Write in polar form - (1+3i)/(1-2i)
z = ( - 1 - 3i ) / ( 1 - 2i ) = [ ( - 1 - 3i )( 1 + 2i ) ]/ [ ( 1 - 2i )( 1 + 2i ) ]
= [ - 1 ( 1 + 2i ) - 3i ( 1 + 2i ) ] / [ 1 - 4 (i^2) ]

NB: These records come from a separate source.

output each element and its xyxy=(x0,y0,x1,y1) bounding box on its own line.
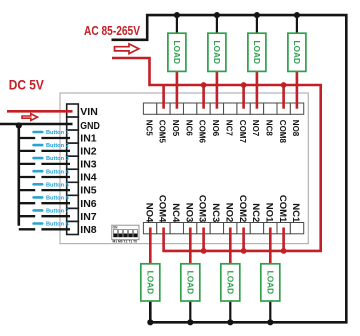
DIP switch S1 xyxy=(112,225,139,243)
wire NO1 to load L8 xyxy=(269,228,272,267)
svg-text:Button 8: Button 8 xyxy=(46,222,69,228)
junction red bottom bus at COM2 xyxy=(241,248,247,254)
svg-text:COM7: COM7 xyxy=(238,120,247,144)
wire NO5 to load L1 xyxy=(176,71,179,109)
load L1 xyxy=(168,33,186,71)
svg-text:COM2: COM2 xyxy=(237,195,248,222)
svg-text:NC5: NC5 xyxy=(144,120,153,137)
wire DC 5V plus to VIN xyxy=(7,110,73,113)
svg-text:LOAD: LOAD xyxy=(185,271,195,295)
svg-text:NO8: NO8 xyxy=(291,120,300,137)
svg-text:COM6: COM6 xyxy=(198,120,207,144)
svg-text:NC4: NC4 xyxy=(170,203,181,223)
button B4 xyxy=(19,169,70,177)
pin header bottom row NO4..NC1 xyxy=(143,223,303,234)
junction red bottom bus at COM3 xyxy=(201,248,207,254)
junction red bottom bus at COM1 xyxy=(281,248,287,254)
wire load L1 top drop xyxy=(176,15,178,34)
button B1 xyxy=(19,130,70,138)
wire load L2 top drop xyxy=(216,15,218,34)
svg-text:Button 3: Button 3 xyxy=(46,156,69,162)
svg-text:Button 5: Button 5 xyxy=(46,182,69,188)
svg-text:LOAD: LOAD xyxy=(212,40,222,64)
svg-text:NC3: NC3 xyxy=(210,203,221,222)
wire COM7 branch xyxy=(242,85,245,109)
load L4 xyxy=(288,33,306,71)
wire load L6 bottom drop xyxy=(229,301,231,322)
wire NO8 to load L4 xyxy=(296,71,299,109)
svg-text:LOAD: LOAD xyxy=(172,40,182,64)
wire COM3 branch xyxy=(202,228,205,251)
board module outline xyxy=(60,93,308,244)
svg-text:LOAD: LOAD xyxy=(265,271,275,295)
svg-text:IN1: IN1 xyxy=(80,132,97,144)
svg-text:IN2: IN2 xyxy=(80,146,97,158)
load L8 xyxy=(261,264,280,301)
pin header top row NC5..NO8 xyxy=(143,103,303,114)
wire DC 5V minus to GND xyxy=(0,123,73,126)
button B3 xyxy=(19,156,70,164)
button B2 xyxy=(19,143,70,151)
wire COM2 branch xyxy=(242,228,245,251)
wire load L7 bottom drop xyxy=(269,301,271,322)
svg-text:VIN: VIN xyxy=(80,106,98,118)
svg-text:ON: ON xyxy=(113,226,118,230)
button B5 xyxy=(19,182,70,190)
button B7 xyxy=(19,209,70,217)
load L2 xyxy=(208,33,226,71)
load L6 xyxy=(181,264,200,301)
wire AC live red: source lead, top COM bus, right drop, bottom COM bus xyxy=(112,58,321,251)
svg-text:COM8: COM8 xyxy=(278,120,287,144)
load L7 xyxy=(221,264,240,301)
junction GND bus xyxy=(16,122,22,128)
junction black bottom bus at L8 xyxy=(267,319,273,325)
wire load L3 top drop xyxy=(256,15,258,34)
svg-text:NO6: NO6 xyxy=(211,120,220,137)
svg-text:Button 7: Button 7 xyxy=(46,209,69,215)
svg-text:COM1: COM1 xyxy=(277,195,288,223)
junction red top bus at COM7 xyxy=(241,82,247,88)
svg-text:NC7: NC7 xyxy=(224,120,233,137)
svg-text:NC8: NC8 xyxy=(265,120,274,137)
svg-text:NO7: NO7 xyxy=(251,120,260,137)
wire load L5 bottom drop xyxy=(189,301,191,322)
svg-text:IN7: IN7 xyxy=(80,211,97,223)
svg-text:LOAD: LOAD xyxy=(292,40,302,64)
wire NO7 to load L3 xyxy=(256,71,259,109)
svg-text:Button 6: Button 6 xyxy=(46,196,69,202)
svg-text:NO3: NO3 xyxy=(183,203,194,223)
wire COM8 branch xyxy=(282,85,285,109)
junction red top bus at COM6 xyxy=(201,82,207,88)
svg-text:LOAD: LOAD xyxy=(145,271,155,295)
junction black bottom bus at L7 xyxy=(227,319,233,325)
junction black top bus at L1 xyxy=(174,12,180,18)
svg-text:AC 85-265V: AC 85-265V xyxy=(84,23,140,38)
wire NO4 to load L5 xyxy=(149,228,152,267)
svg-text:NC1: NC1 xyxy=(290,203,301,223)
junction black bottom bus at L6 xyxy=(187,319,193,325)
svg-text:NO4: NO4 xyxy=(143,203,154,223)
wire AC neutral black: source lead, top bus, right drop, bottom bus xyxy=(112,15,347,322)
svg-text:COM5: COM5 xyxy=(158,120,167,144)
wire button common bus xyxy=(17,124,20,226)
svg-text:NC6: NC6 xyxy=(184,120,193,137)
svg-text:NO5: NO5 xyxy=(171,120,180,137)
button B8 xyxy=(19,222,70,230)
load L3 xyxy=(248,33,266,71)
svg-text:IN4: IN4 xyxy=(80,172,97,184)
wire COM1 branch xyxy=(282,228,285,251)
svg-text:IN5: IN5 xyxy=(80,185,97,197)
junction black bottom bus at L5 xyxy=(147,319,153,325)
wire NO6 to load L2 xyxy=(216,71,219,109)
wire NO3 to load L6 xyxy=(189,228,192,267)
svg-text:IN8: IN8 xyxy=(80,224,97,236)
arrow DC direction xyxy=(22,114,38,121)
wire NO2 to load L7 xyxy=(229,228,232,267)
svg-text:COM3: COM3 xyxy=(197,195,208,222)
junction red top bus at COM8 xyxy=(281,82,287,88)
svg-text:DC 5V: DC 5V xyxy=(9,78,45,93)
svg-text:NO2: NO2 xyxy=(223,203,234,223)
svg-text:M1 M0 T2 T1 T0: M1 M0 T2 T1 T0 xyxy=(113,240,138,244)
wire load L4 top drop xyxy=(296,15,298,34)
junction black top bus at L4 xyxy=(294,12,300,18)
svg-text:LOAD: LOAD xyxy=(252,40,262,64)
svg-text:Button 2: Button 2 xyxy=(46,143,69,149)
pin header left column VIN..IN8 xyxy=(67,104,79,235)
arrow AC direction xyxy=(115,44,139,54)
svg-text:NC2: NC2 xyxy=(250,203,261,222)
button B6 xyxy=(19,196,70,204)
svg-text:Button 4: Button 4 xyxy=(46,169,70,175)
svg-text:NO1: NO1 xyxy=(264,203,275,223)
junction black top bus at L2 xyxy=(214,12,220,18)
wire COM5 branch xyxy=(162,85,165,109)
svg-text:IN6: IN6 xyxy=(80,198,97,210)
svg-text:LOAD: LOAD xyxy=(225,271,235,295)
junction black top bus at L3 xyxy=(254,12,260,18)
svg-text:GND: GND xyxy=(80,120,100,132)
svg-text:COM4: COM4 xyxy=(157,195,168,223)
svg-text:Button 1: Button 1 xyxy=(46,130,69,136)
load L5 xyxy=(141,264,160,301)
wire COM6 branch xyxy=(202,85,205,109)
svg-text:IN3: IN3 xyxy=(80,159,97,171)
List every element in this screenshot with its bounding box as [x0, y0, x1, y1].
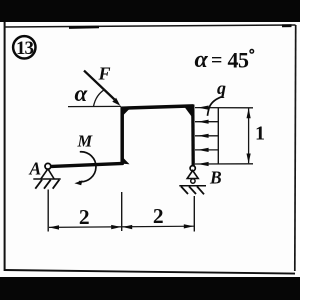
svg-text:A: A: [29, 158, 42, 178]
force F arrowhead: [112, 98, 120, 106]
bottom dimension line: [49, 226, 194, 227]
load arrow row 1 head: [198, 106, 209, 110]
svg-text:2: 2: [79, 205, 90, 229]
support B triangle: [187, 171, 198, 179]
beam right vertical member: [191, 105, 195, 166]
support A pin circle: [45, 163, 51, 169]
svg-text:q: q: [217, 78, 226, 98]
bottom dimension extension line right: [193, 196, 195, 232]
degree mark: [250, 50, 254, 54]
task number badge circle 13: [13, 36, 35, 58]
corner fillet top-left: [123, 109, 130, 116]
frame top border thick dash 1: [69, 26, 99, 29]
dim arrow left-left: [49, 225, 59, 229]
dimension 1 bottom arrowhead: [247, 154, 251, 164]
bottom black band: [0, 277, 300, 300]
frame top border thick dash 2: [282, 24, 292, 27]
frame top border line: [4, 25, 296, 27]
support A triangle: [41, 169, 54, 179]
load arrow row 4 head: [198, 148, 209, 152]
support A ground line: [33, 178, 60, 180]
svg-text:B: B: [209, 167, 222, 187]
load arrow row 2 head: [198, 120, 209, 124]
svg-text:α: α: [75, 81, 89, 106]
top black band: [0, 0, 300, 22]
svg-text:M: M: [77, 132, 94, 151]
load arrow row 2 line: [195, 121, 218, 123]
support B ground line: [179, 185, 206, 187]
svg-text:α: α: [195, 47, 209, 73]
svg-text:=: =: [211, 50, 222, 72]
support B hatch 3: [197, 186, 204, 194]
dimension 1 top arrowhead: [247, 108, 251, 118]
svg-text:1: 1: [255, 123, 265, 145]
load arrow row 5 line: [195, 163, 253, 165]
angle alpha arc: [94, 89, 106, 106]
load arrow row 3 line: [195, 135, 218, 137]
support A hatch 2: [44, 180, 51, 189]
svg-text:2: 2: [153, 204, 164, 228]
load arrow row 1 line: [195, 107, 253, 109]
frame bottom border line: [4, 270, 295, 274]
svg-text:F: F: [98, 64, 111, 84]
dim arrow left-right: [111, 225, 121, 229]
beam bottom-left horizontal member: [49, 163, 123, 166]
dimension 1 line: [248, 109, 250, 164]
frame right border line: [294, 25, 297, 271]
label q leader curve: [208, 97, 222, 116]
support A hatch 3: [53, 180, 60, 189]
corner fillet bottom-left: [123, 158, 130, 165]
support B hatch 1: [181, 186, 188, 194]
load arrow row 5 head: [198, 162, 209, 166]
bottom dimension extension line middle: [121, 192, 123, 231]
dim arrow right-right: [184, 224, 194, 228]
load arrow row 4 line: [195, 149, 218, 151]
frame left border line: [4, 22, 6, 271]
moment M arc: [79, 152, 96, 182]
svg-text:13: 13: [16, 38, 34, 59]
corner fillet top-right: [185, 107, 193, 118]
support B hatch 2: [189, 186, 196, 194]
force F line: [84, 71, 115, 100]
moment M arrowhead: [74, 180, 82, 185]
dim arrow right-left: [122, 225, 132, 229]
bottom dimension extension line left: [47, 190, 49, 232]
distributed load right boundary: [217, 108, 219, 164]
support A hatch 1: [35, 180, 42, 189]
support B roller circle: [191, 179, 195, 183]
load arrow row 3 head: [198, 134, 209, 138]
svg-text:45: 45: [228, 48, 250, 73]
beam left vertical member: [120, 107, 124, 165]
angle reference line: [68, 105, 121, 107]
support B pin circle: [190, 166, 195, 171]
beam top horizontal member: [121, 106, 194, 108]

= [ - 1 - 2i - 3i - 6 (i^2) ] / [ 1 + 4 ]
= [ 6 - 1 - 5i ] / 5
= ( 5 - 5i ) / 5
= ( 1 - i ).
Let z = r ( cosΘ + i sinΘ ). Then,
r cosΘ = 1 and r sinΘ = - 1
On squaring and adding, we get
r = √2
∴ cosΘ = 1 / √2 and sinΘ = - 1 / √2
⇒ tanΘ = - 1
⇒ tan α = | tanΘ | = 1
rArr: α = (pi) / 4
Now, α = (pi) / 4 and z lies in quad. IV.
∴ Θ = - α = - (pi) / 4.
Hence, { - ( 1 + 3i ) / ( 1 - 2i ) } = √2 [ cos( - pi / 4 ) + i sin( - pi / 4 ) ] is the required polar form.